第540回常任理事会(議長 豊田会長)/1月9日

阪神・淡路大震災の被災地の現状と復興に向けての課題


第540回常任理事会では、兵庫県の貝原俊民知事より、阪神・淡路大震災の被災地の現状と復興に向けた今後の課題などについて話を聞いた。
貝原知事は、「阪神・淡路地域は本格的な復興に向かう移行期にあるが、大きく構造変化を遂げているわが国のパイロットとしての役割を果たすよう努力していきたい。それは、自由な民間活動が群生するような、いわば熱帯雨林型の産業構造をめざすかたちにしたい」と発言した。以下はその概要である。

  1. 被災地の現状
  2. 阪神・淡路大震災から、まもなく1年が経過しようとしている。48,300戸の応急仮設住宅が予定通り建設され、既に入居者のうち約1,000世帯が住宅の手当がつき退去した。がれき処理についても、公費負担が実現したことから急ピッチに進み既に約90%が撤去された。したがって被災地は空地が目立つ状況にあるが、跡地の区画整理・再開発についても12月末時点で3地区において地権者間の合意が成立している。

    鉄道は全面復旧したが、高速道路については阪神高速道路・神戸線が復旧しておらず、夏の甲子園大会までに復旧させたいという希望はあるものの全線開通は10月になる見込みである。

    経済動向については、鉱工業生産や乗用車販売台数が昨年の水準を上回り、神戸港輸出入額も前年水準の80〜85%まで回復している。有効求人倍率は上昇に転じているが、求職と求人の間に職種面でのミスマッチが生じている。経済活動は全般的には回復傾向にあり、現在は本格的な復興に向かう移行期にあると位置づけられるが、山積する諸問題は少なくない。

  3. 住宅復興
  4. 阪神・淡路大震災は、高齢社会の下で発生した都市型災害である。高齢者にとっては自己資金での住宅復興は困難であり、福祉サービスとの密接な関係で生活が成り立っているという点も考慮して物理的な住宅のみではなく、安心して生活できる福祉環境を備えた「住まい」を提供しなければならない。

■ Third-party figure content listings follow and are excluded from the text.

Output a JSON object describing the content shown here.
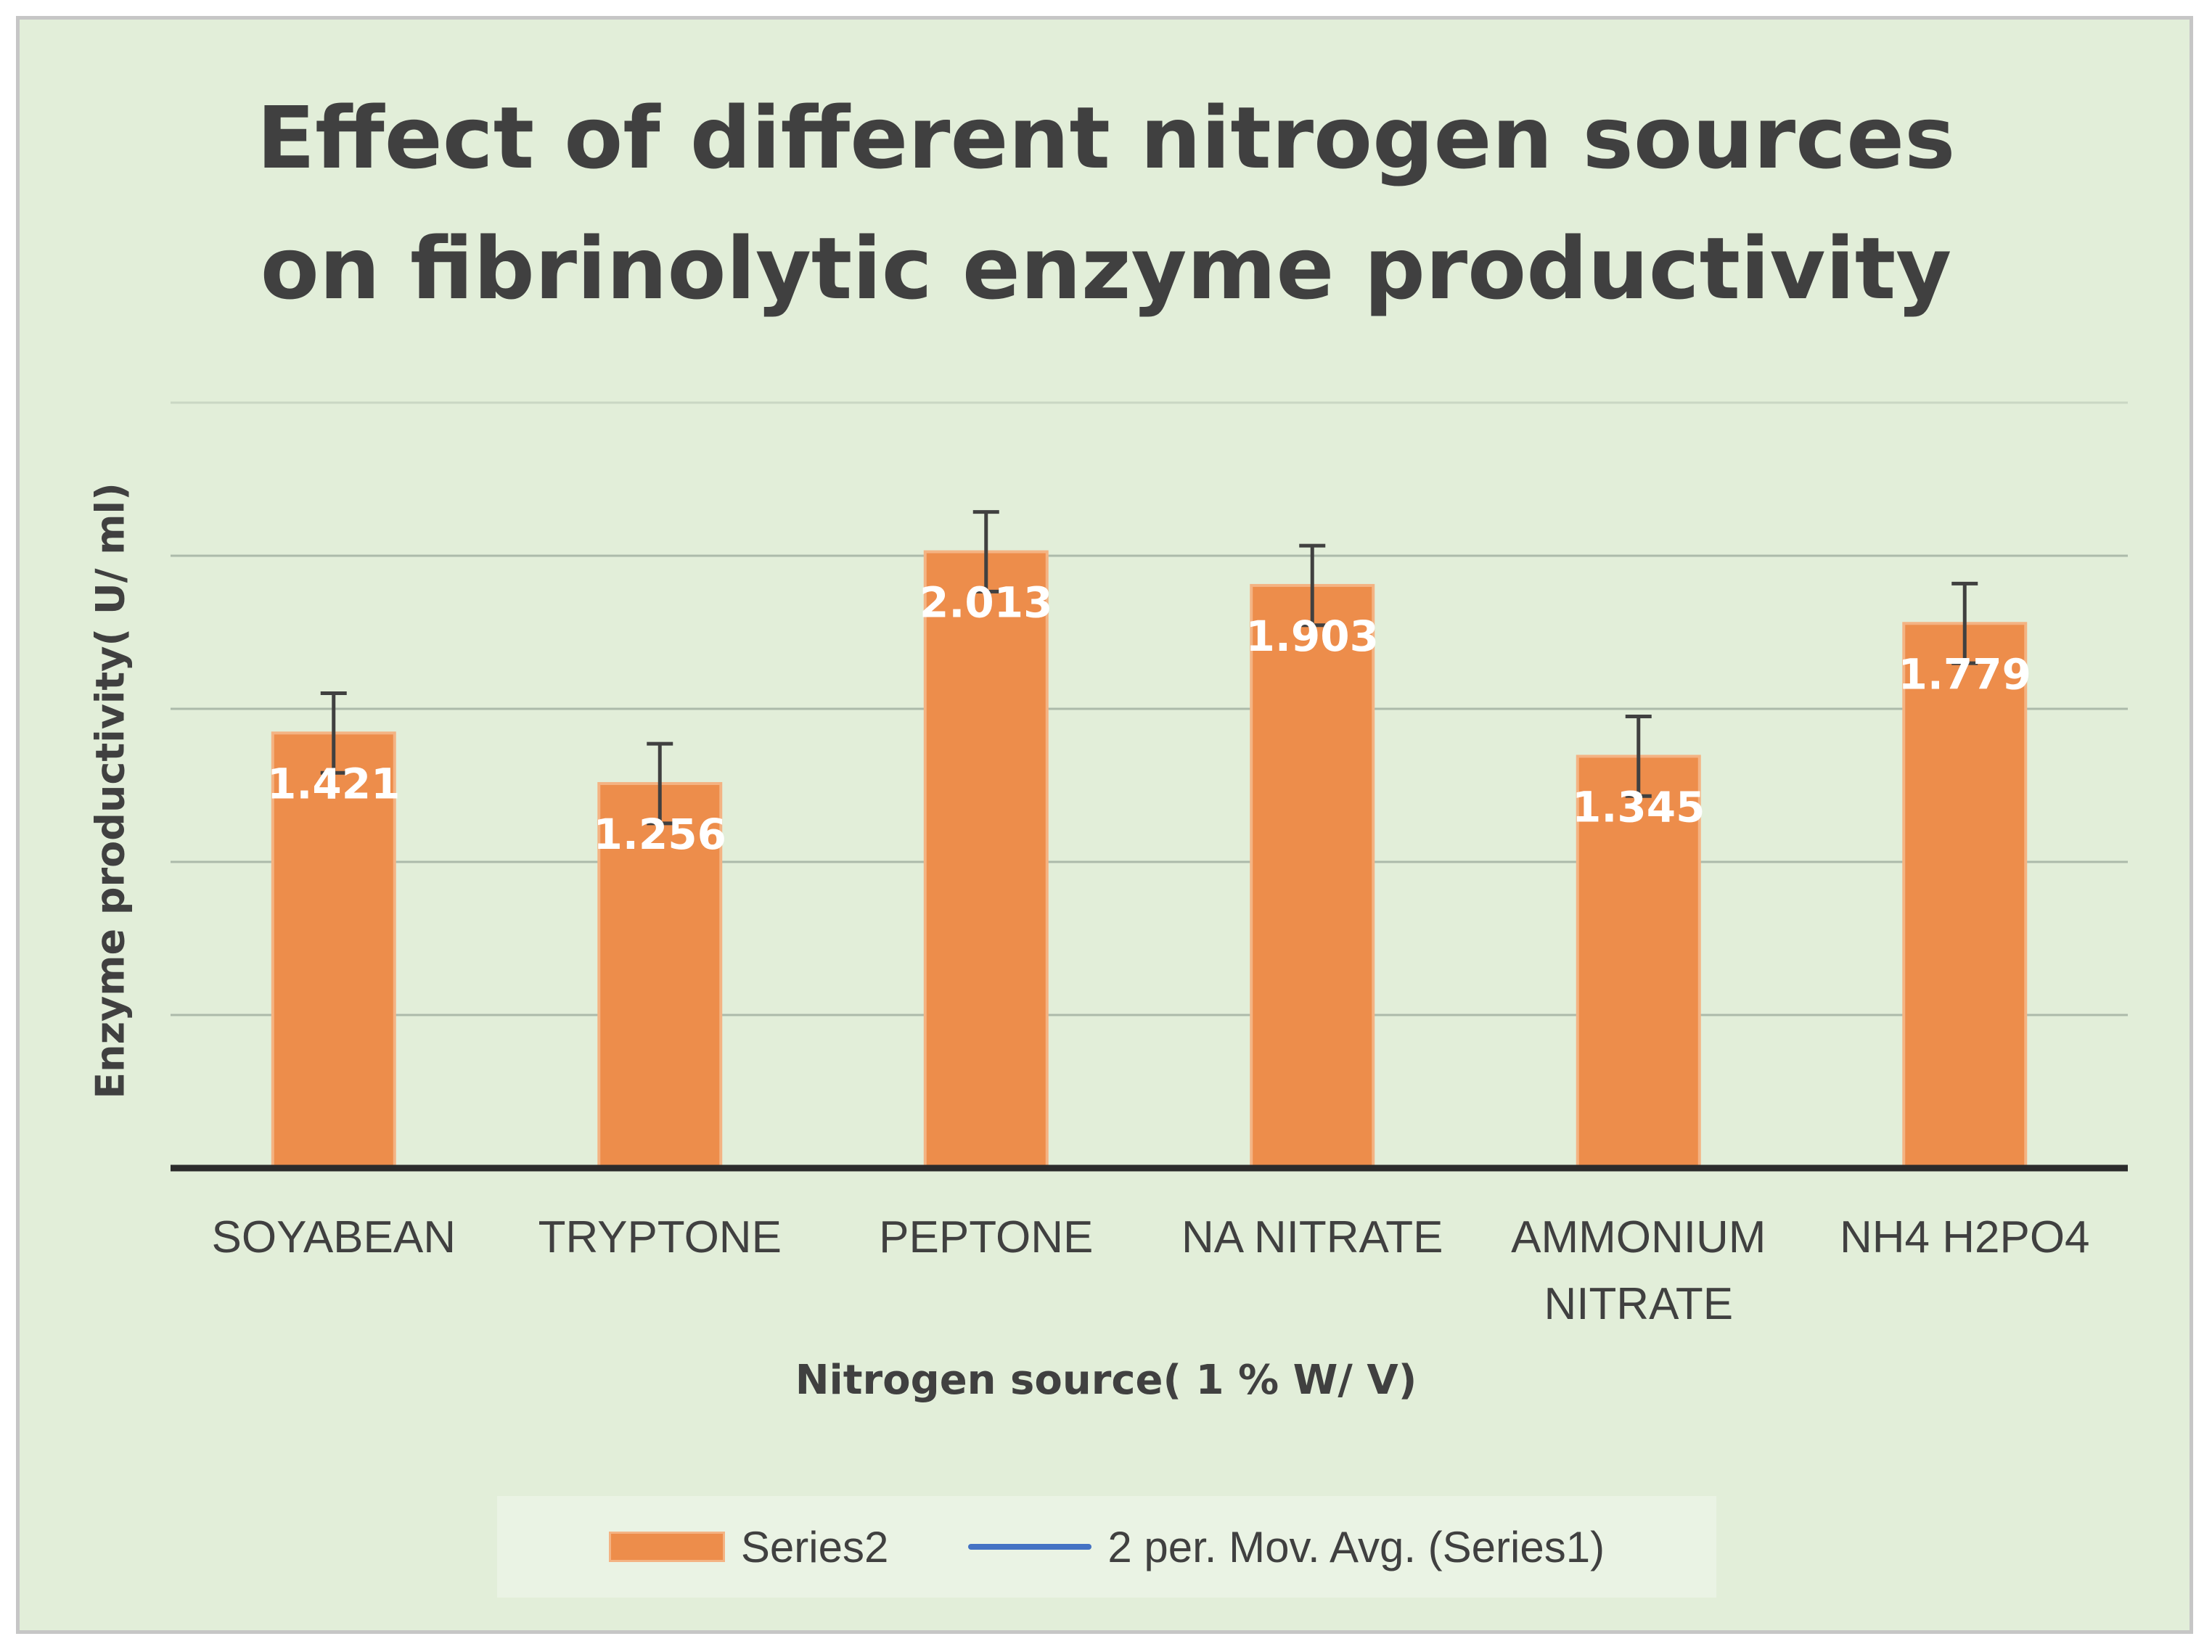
{
  "chart_data": {
    "type": "bar",
    "title_lines": [
      "Effect of different nitrogen sources",
      "on fibrinolytic enzyme productivity"
    ],
    "xlabel": "Nitrogen source( 1 % W/ V)",
    "ylabel": "Enzyme productivity( U/ ml)",
    "categories": [
      "SOYABEAN",
      "TRYPTONE",
      "PEPTONE",
      "NA NITRATE",
      "AMMONIUM\nNITRATE",
      "NH4 H2PO4"
    ],
    "series": [
      {
        "name": "Series2",
        "values": [
          1.421,
          1.256,
          2.013,
          1.903,
          1.345,
          1.779
        ],
        "data_labels": [
          "1.421",
          "1.256",
          "2.013",
          "1.903",
          "1.345",
          "1.779"
        ],
        "error": [
          0.13,
          0.13,
          0.13,
          0.13,
          0.13,
          0.13
        ]
      },
      {
        "name": "2 per. Mov. Avg. (Series1)",
        "kind": "line"
      }
    ],
    "ylim": [
      0,
      2.5
    ],
    "ytick_step": 0.5,
    "y_tick_labels_shown": false,
    "grid": true,
    "legend_position": "bottom"
  },
  "colors": {
    "background": "#e2eed9",
    "bar_fill": "#ed8d4b",
    "bar_edge": "#f4b383",
    "gridline": "#9fae9f",
    "axis": "#2b2b2b",
    "error_bar": "#404040",
    "data_label": "#ffffff",
    "trendline": "#4472c4",
    "text": "#404040"
  }
}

    この大震災にあたって全国から多額の義援金が寄せられた。しかし、一被災世帯あたりの義援金を普賢岳や奥尻島のケース(約2000万円)と比べると、極端に少額となり(約38万円)、義援金を住宅復興の財源とすることは不可能に近い。そこで県では、今後こうした事態に対応するための地震保険制度として、新たな共済制度を創設することを提案することにした。全国の全世帯を対象とし、自動車と同様強制保険を考えているが、一般国民の理解が得られるかが大きな問題となろう。

    この保険制度が実現したとしても阪神・淡路大震災に遡及して適用されることは困難であろうが、仮設住宅は2年間で取り壊さなければならないことから、既に地元で創設した基金(6000億円)とともに新しい保険制度の資金も活用させていただき、被災者に対して低廉な家賃の公営住宅を大量に提供できればと考えている。

  5. 産業復興
  6. 阪神・淡路地域はこれまで神戸港を中心とした物流拠点として発展してきた。しかし、国際交流の中心は物流とともに人流や情報の流通に移りつつある。阪神・淡路地域では、今後、関西国際空港や明石海峡大橋、山陽自動車道等の陸・海・空にわたる総合交通体系の整備が進むことから、21世紀にむけて内外に開かれた地域として発展させていきたい。

    具体的には、阪神・淡路復興委員会の提言に基づき上海・長江交易プロジェクトを推進したい。内陸部の開発に課題を抱える中国と大震災の復興に取り組む阪神・淡路地域が、交易の活発化を通じて相互に活性化されることを期待している。

    また、種々の規制緩和や法人関係諸税の減免を認める「エンタープライズゾーン」の創設も実現したい。WHO神戸センターやJICA国際センターなど既に立地が決定している施設も活用しながら、公海と領海の中間に位置するようなゾーンを設け、内外の人々、企業が自由に活動できるようにし、被災地の産業復興を実現するというのがその目的である。

    阪神・淡路地域は大きく構造変化を遂げているわが国のパイロットとしての役割を果たすよう努力していきたいと思う。今年度の二次補正予算で予算措置が講じられ昨年末に発足した「(財)阪神・淡路産業復興推進機構」は、公的な資金と民間の知恵により、産業復興を推進しようとする組織であるが、ここで産業復興の新しい枠組みづくりを進めていきたい。産業復興は行政と民間が一体となって進めていく必要があるが、人工的に単一の作物を栽培するプランテーション型ではなく、自由な民間活動が群生する熱帯雨林型が理想的であると考えている。経団連にも協力願いたい。